Why did Félix Hernández choose to pitch for the rebuilding Orioles? A chance at the Hall of Fame.

Jon Meoli, The Baltimore Sun on

Published in Baseball

BALTIMORE — Félix Hernández believes his storied career with the Seattle Mariners has him on the cusp of Baseball’s Hall of Fame. And the opportunity to win a rotation spot with the Orioles and be a fixture in their rotation for the entire 2021 season was reason enough to come to this rebuilding club to pursue that.

“I think the opportunity that I’ve got here, it’s a lot of young guys,” Hernández said. “To come over here, I didn’t play last year at all, so to come over here and have the opportunity, they gave me a chance to come over here and compete and get a spot in the rotation. That’s why I made the decision.”

The Orioles signed Hernández to a minor league deal that could be worth $1 million if he makes the major league team, which hardly compares to the over $200 million he made as one of the generation’s best pitchers with the Seattle Mariners.

Now, he’s chasing a legacy and is happy to do it in Baltimore.

Hernández, who will turn 35 when the Orioles have their home opener on April 8 against the Boston Red Sox, spent a magnificent 15-year career with the Seattle Mariners. He debuted at age 19 in 2005, and made at least 30 starts there in each of the next 10 seasons.

He finished second in American League Cy Young voting in 2009 and won it a year later, then earned All-Star honors in the next six seasons. Before he turned 30, Hernández had a 3.11 ERA with a 1.171 WHIP

In his age-30 season, however, Hernández began a decline from those high standards. He averaged 21 starts each year and had a 4.89 ERA with a 1.376 WHIP.

Hernández was in camp with the Atlanta Braves in 2020 and pitched well in spring training before opting out of the regular season due to concerns over the COVID-19 pandemic. But he said the glimpse of what he was able to do in the spring was proof that things could be different from those last few years in Seattle.


“I was going through a lot of injuries, and I wasn’t having fun,” he said. “Last year, I opted out because of all the things going on in the world. But right now, I really, really feel good. I’m ready to go.”

Hernández put his good feelings from the spring of 2020 down to how he prepared himself for the spring, and the lack of stress on his body during the summer has only elevated that.

“I need to see hitters but I feel very confident with where I am now,” Hernández said. “The success I had in spring training last year because of how I prepared myself in the offseason. Now, I’m really, really prepared too. I can’t wait for the games to start.”

If Hernández is on the Orioles, he’ll be looking to bolster a resume he feels is on the fringe of consideration for the Hall of Fame. He has 169 wins and 2,524 strikeouts in his career, and believes if he gets to 200 wins and 3,000 strikeouts, his case will be a much better one.

“Let me tell you something, I have the numbers,” Hernández said. “I’ve got the innings, I’ve got strikeouts. But my goal is to get to 3,000 and 200 wins.”

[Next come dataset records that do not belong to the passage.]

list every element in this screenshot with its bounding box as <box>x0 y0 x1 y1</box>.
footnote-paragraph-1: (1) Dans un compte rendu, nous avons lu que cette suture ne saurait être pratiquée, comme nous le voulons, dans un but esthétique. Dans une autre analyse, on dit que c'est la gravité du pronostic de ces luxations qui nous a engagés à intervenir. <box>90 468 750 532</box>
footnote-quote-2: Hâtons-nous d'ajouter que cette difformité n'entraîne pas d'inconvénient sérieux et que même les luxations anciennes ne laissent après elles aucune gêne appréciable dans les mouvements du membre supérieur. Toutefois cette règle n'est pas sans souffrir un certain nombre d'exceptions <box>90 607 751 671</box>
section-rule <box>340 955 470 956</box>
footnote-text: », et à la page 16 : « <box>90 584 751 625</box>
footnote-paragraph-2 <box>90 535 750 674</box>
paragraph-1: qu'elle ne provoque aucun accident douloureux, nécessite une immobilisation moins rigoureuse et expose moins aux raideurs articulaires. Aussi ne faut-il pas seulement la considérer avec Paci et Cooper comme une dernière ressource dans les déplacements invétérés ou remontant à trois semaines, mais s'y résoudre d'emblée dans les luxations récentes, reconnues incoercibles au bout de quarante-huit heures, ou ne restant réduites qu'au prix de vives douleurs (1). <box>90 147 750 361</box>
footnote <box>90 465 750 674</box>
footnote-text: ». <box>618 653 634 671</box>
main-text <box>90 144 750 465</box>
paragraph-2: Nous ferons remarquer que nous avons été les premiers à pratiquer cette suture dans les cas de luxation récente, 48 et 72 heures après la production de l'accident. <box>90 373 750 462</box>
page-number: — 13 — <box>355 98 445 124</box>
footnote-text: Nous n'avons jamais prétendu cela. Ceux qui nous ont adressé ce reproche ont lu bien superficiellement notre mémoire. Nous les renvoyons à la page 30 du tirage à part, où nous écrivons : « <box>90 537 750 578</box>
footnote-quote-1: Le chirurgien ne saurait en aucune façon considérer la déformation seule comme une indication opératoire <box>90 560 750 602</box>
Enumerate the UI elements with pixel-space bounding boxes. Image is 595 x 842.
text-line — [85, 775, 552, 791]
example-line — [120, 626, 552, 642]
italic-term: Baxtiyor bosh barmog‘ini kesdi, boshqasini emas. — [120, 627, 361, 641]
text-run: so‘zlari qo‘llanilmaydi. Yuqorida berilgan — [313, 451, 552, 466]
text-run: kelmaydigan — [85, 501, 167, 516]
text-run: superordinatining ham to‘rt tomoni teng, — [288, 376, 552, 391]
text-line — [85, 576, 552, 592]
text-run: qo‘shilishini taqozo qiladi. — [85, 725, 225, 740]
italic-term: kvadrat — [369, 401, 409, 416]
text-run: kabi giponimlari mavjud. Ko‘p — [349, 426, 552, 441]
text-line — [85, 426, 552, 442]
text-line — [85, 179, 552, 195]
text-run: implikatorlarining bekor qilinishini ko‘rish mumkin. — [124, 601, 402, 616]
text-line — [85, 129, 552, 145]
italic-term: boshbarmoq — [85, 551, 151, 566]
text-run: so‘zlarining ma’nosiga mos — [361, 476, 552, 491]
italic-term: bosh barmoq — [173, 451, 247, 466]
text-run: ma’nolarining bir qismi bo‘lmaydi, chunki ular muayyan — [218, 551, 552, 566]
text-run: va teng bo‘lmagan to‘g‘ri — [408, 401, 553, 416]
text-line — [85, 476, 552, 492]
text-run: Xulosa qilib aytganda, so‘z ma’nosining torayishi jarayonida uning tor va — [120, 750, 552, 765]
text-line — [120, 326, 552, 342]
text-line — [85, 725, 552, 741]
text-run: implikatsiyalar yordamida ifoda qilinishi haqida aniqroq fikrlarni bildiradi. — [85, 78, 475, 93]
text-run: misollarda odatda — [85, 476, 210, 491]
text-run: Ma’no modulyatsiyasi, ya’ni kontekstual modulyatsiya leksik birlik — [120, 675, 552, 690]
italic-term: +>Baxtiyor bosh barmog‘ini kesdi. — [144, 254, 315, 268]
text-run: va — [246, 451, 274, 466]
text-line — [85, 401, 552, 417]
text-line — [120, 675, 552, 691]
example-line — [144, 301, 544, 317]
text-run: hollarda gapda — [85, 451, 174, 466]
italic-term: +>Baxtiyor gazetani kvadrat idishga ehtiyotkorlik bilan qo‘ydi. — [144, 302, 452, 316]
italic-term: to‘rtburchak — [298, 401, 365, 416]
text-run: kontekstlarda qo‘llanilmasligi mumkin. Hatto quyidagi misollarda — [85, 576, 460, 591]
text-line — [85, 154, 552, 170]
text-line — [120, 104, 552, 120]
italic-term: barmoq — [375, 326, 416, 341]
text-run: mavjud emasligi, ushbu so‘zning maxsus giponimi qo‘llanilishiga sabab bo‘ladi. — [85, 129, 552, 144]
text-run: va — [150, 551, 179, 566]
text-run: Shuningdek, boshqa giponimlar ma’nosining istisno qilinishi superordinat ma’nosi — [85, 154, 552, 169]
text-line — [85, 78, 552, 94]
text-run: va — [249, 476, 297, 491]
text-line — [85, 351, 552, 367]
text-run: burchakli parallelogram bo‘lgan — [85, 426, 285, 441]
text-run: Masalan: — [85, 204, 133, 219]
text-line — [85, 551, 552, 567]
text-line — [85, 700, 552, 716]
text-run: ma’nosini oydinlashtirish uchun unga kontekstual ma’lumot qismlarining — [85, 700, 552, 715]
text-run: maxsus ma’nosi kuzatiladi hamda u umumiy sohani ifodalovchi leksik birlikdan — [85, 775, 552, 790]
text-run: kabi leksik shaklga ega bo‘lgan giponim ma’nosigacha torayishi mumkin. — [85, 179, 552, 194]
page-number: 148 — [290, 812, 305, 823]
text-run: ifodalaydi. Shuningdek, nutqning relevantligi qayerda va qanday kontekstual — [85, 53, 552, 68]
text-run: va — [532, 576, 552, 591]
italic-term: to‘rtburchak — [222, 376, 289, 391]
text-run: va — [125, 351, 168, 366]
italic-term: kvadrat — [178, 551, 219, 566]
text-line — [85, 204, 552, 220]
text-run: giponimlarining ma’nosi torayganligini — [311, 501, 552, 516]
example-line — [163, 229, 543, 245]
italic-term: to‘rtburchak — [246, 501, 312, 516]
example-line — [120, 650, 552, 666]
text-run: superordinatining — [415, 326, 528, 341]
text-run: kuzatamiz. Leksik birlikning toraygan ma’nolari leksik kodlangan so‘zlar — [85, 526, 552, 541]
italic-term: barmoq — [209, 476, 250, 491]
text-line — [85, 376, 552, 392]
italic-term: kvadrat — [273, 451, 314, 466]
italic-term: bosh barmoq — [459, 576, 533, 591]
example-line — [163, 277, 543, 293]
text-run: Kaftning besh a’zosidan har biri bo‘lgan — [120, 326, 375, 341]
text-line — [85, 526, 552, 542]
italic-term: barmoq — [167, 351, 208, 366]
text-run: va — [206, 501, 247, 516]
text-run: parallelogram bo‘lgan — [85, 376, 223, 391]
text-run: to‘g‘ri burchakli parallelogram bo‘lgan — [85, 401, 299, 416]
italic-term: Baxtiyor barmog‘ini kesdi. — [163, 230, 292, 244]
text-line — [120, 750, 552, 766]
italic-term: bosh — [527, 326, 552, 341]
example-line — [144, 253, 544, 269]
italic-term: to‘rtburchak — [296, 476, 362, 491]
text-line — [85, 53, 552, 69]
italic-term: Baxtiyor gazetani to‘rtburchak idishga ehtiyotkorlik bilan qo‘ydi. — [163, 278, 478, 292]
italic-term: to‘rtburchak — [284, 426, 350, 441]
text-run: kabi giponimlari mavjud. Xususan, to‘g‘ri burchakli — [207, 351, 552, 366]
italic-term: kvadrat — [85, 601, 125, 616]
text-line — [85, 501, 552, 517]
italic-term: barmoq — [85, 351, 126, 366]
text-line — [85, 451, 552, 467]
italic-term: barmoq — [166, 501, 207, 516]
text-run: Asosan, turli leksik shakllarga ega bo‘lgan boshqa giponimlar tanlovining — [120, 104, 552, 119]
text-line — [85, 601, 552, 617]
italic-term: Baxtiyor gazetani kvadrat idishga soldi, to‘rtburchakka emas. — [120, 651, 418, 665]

He will do that as the kind of crafty pitcher those at the end of their careers need to be to be successful. He says his change-up is still effective despite a loss of velocity overall, and feels good about both of his breaking balls and sinkers after his first bullpen of the spring Wednesday.

“My velocity declined four years ago, five years ago,” Hernández said. “The last two years, I wasn’t healthy at all. Right now, I’m not the hard thrower that I was before. I’m kind of like a smart pitcher, trying to go to the corners and mix with all my breaking balls. It don’t make any difference, but you’ve got to be a little bit smarter.”